Video Semantic Segmentation Based on Spatiotemporal Dual Branch Attention
-
Graphical Abstract
-
Abstract
Video semantic segmentation methods are widely used in autonomous driving, traffic management, drone driving and other fields. Aiming at the problems of inaccurate segmentation results and too long segmentation time to achieve real-time performance in video semantic segmentation, a memory network segmentation algorithm based on spatio-temporal dual-branch attention mechanism is proposed. The algorithm is mainly composed of memory storage module, feature integration module and spatio-temporal dual branch attention module. The Historical frame feature information and the sequence time information are stored in the memory storage module. The feature integration module uses large-core decomposition convolution to expand the convolution receptive field without increasing the amount of calculation, and captures long-distance dependent information and context information well to achieve channel compression and feature reduction.
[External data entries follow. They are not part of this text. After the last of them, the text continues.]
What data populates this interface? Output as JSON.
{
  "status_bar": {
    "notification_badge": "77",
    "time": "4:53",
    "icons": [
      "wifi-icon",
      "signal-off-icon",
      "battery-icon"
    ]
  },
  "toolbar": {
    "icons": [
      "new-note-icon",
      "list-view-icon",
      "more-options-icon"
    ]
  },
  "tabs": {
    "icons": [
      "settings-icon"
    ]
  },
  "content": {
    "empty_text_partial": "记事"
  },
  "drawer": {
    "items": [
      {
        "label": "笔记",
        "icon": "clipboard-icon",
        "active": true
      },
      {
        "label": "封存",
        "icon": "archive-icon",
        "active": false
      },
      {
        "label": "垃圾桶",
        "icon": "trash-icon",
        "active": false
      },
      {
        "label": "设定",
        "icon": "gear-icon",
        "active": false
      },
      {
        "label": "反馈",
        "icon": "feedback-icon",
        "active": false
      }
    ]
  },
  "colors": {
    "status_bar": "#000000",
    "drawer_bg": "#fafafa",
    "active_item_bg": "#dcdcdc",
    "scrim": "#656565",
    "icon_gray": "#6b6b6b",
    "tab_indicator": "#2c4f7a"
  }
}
The spatio-temporal dual-branch attention module captures the feature information of the same object in adjacent frames and performs feature fusion, using the timing of video frames to improve segmentation accuracy. The algorithm achieves 76.92% and 73.68% mIoU on the public datasets Cityscapes and CamVid, and the calculation speed reaches 38 frames/s. The experiment proves that this method has reached the optimal state in segmentation accuracy and calculation efficiency compared with other video semantic segmentation algorithms.
-
-